Amaury da Cunha
Basse lumière
Filigranes, 64 p., 10 euros Amaury da Cunha fait partie de la belle catégorie des photographesécrivains actuels (Guillaume de Sardes, Didier Ben Loulou) pour qui l’acte de vision s’approfondit d’une réflexion par l’écriture, les mots interrogeant la nécessité des images et le besoin de fractionner le visible en fenêtres de papier plus ou moins opaques. Dans son dernier récit, l’auteur du très réussi Histoire souterraine, livre de fantômes et de hasard objectif, tente de s’approcher du mystère des images qui le constituent, regardeur regardé par ses fantasmes et scènes fondatrices, cette schize de l’oeil et du regard pensée par Jacques Lacan.
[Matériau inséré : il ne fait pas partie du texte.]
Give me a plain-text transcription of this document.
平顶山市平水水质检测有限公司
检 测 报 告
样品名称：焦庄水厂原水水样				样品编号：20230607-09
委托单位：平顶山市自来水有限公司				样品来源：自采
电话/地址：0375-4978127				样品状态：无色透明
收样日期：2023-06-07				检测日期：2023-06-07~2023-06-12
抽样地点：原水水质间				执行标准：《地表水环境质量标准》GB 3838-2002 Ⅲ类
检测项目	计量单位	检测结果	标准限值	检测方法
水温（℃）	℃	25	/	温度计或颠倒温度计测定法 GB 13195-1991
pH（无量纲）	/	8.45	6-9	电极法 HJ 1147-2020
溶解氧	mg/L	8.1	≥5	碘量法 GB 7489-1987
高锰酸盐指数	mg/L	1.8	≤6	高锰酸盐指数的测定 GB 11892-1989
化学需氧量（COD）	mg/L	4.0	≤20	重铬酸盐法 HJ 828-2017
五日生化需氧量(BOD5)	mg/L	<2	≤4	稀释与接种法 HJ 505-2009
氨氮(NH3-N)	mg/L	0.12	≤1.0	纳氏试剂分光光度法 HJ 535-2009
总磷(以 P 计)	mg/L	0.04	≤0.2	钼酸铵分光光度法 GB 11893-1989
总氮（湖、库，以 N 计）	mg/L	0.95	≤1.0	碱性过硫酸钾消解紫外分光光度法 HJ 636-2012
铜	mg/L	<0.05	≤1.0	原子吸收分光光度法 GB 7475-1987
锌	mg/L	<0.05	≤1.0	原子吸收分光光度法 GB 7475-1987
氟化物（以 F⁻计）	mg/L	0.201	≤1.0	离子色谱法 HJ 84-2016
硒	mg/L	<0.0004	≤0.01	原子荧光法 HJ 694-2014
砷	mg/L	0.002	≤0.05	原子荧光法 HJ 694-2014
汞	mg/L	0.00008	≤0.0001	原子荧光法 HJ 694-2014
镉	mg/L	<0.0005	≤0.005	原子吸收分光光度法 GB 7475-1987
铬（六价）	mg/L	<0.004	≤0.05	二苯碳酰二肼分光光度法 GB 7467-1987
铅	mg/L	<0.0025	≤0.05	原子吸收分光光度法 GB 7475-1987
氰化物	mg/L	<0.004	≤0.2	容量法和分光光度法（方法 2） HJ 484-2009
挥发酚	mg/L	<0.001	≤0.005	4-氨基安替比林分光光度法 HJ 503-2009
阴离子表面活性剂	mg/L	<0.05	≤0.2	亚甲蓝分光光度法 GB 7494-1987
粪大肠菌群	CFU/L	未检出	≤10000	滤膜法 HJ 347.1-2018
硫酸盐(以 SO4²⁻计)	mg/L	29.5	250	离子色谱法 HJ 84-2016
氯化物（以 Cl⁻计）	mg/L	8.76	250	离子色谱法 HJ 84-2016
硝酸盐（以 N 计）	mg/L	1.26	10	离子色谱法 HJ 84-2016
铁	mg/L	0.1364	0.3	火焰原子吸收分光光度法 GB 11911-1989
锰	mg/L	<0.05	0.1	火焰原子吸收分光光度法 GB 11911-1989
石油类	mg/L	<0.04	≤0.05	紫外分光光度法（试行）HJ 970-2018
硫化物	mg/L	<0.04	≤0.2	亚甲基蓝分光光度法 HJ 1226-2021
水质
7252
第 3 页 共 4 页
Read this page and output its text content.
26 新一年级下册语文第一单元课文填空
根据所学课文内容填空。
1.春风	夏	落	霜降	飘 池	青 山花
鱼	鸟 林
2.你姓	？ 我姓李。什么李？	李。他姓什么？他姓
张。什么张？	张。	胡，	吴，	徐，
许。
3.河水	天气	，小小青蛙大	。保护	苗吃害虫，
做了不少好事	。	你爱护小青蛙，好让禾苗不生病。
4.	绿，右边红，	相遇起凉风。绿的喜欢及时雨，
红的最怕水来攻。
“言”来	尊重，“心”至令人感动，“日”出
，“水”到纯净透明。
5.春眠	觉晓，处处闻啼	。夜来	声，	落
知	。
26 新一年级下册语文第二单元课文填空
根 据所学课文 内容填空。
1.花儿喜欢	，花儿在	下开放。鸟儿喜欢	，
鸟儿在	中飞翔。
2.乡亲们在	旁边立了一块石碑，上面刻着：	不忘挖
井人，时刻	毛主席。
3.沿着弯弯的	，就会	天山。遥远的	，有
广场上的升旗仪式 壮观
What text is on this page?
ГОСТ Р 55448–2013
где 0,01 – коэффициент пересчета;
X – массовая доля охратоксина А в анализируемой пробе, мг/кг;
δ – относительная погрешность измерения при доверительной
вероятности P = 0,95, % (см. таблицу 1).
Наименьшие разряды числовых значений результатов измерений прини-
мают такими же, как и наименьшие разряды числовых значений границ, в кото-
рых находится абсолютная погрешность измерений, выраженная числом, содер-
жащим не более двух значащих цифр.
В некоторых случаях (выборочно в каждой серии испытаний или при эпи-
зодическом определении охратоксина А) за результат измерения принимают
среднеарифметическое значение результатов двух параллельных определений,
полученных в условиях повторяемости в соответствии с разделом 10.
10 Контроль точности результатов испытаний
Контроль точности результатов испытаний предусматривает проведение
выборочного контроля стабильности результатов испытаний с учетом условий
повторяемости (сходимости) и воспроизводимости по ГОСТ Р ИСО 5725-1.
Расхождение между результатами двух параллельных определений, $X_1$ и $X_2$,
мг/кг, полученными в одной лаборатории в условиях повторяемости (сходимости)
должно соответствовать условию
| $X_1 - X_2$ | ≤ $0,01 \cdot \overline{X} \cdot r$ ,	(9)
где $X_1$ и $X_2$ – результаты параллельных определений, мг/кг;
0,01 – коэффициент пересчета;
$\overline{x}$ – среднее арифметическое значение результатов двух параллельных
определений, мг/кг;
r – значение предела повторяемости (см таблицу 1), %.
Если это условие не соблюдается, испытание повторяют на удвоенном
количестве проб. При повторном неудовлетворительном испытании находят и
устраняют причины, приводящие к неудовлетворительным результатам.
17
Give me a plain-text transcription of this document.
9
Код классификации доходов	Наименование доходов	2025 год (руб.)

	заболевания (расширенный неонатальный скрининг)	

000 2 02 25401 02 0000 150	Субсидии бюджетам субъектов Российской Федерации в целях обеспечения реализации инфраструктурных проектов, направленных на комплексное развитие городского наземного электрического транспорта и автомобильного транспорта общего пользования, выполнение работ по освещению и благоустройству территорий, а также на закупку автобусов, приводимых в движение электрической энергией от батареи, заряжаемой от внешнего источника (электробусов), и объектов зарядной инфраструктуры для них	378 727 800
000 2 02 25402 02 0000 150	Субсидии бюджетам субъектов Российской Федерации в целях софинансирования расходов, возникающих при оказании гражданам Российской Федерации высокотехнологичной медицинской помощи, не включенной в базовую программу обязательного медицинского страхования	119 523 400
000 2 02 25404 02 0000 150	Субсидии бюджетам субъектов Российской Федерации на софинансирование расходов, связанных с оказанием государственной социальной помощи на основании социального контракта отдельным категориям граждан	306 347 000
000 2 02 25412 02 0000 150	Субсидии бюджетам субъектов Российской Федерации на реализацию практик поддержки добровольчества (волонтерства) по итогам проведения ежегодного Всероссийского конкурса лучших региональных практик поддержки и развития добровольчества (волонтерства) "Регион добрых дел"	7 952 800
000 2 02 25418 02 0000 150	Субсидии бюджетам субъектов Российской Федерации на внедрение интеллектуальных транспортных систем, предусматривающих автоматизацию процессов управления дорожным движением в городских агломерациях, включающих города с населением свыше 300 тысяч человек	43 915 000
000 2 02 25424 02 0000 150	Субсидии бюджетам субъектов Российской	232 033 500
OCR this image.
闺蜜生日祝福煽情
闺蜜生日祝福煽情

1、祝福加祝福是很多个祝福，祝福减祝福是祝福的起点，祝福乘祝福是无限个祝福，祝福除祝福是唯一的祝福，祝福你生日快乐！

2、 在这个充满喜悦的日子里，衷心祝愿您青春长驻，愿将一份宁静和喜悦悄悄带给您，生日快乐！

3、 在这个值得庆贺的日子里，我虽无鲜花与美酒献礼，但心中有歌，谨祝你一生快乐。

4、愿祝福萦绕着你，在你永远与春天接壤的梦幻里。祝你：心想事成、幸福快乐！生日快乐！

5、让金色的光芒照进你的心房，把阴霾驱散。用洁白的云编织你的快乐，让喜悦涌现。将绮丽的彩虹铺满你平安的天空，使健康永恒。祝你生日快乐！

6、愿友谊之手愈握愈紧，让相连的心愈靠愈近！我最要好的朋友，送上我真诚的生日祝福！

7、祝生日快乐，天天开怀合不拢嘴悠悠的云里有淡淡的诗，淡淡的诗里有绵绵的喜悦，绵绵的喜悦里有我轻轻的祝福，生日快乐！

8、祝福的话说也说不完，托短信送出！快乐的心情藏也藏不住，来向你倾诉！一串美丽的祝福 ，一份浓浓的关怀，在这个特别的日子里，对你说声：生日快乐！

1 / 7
Ce sont des descriptions d’une page hantées par une voix s’exprimant en italique en les commentant avec beaucoup de lucidité, à la façon de Nathalie Sarraute faisant entendre la structure dialogique de l’énonciation. Les images fortes suspendent d’abord la parole, la mettant ensuite au défi de les raconter, ce à quoi s’emploie leur auteur en une série de tableaux à la fois très circonscrits et ouverts. Da Cunha, membre en 2015 du très éphémère collectif Being Beauteous (Anne-Lise Broyer, Marie Maurel de Maillé, Nicolas Comment, voir artpress n°427), sait que les visions sont aussi des visitations et que les visages qui nous frappent sont des énigmes trouvant leur possible résolution du côté de l’enfance. Les images sauvent-elles en détruisant ce qu’elles prétendent aimer? « Sans doute photographier est une très grave opération, mais il n’y a qu’elle qui m’excite. Je me sens toujours plus vivant quand je fais disparaître mes semblables. Je les libère, les soulage. Ils sont désormais reliés à cette fabuleuse étrangeté qui nous précède. » Il y a pour Da Cunha une véritable érotique de l’image, dangereuse en sa prison dorée, quand elle est une pauvresse à déchirer.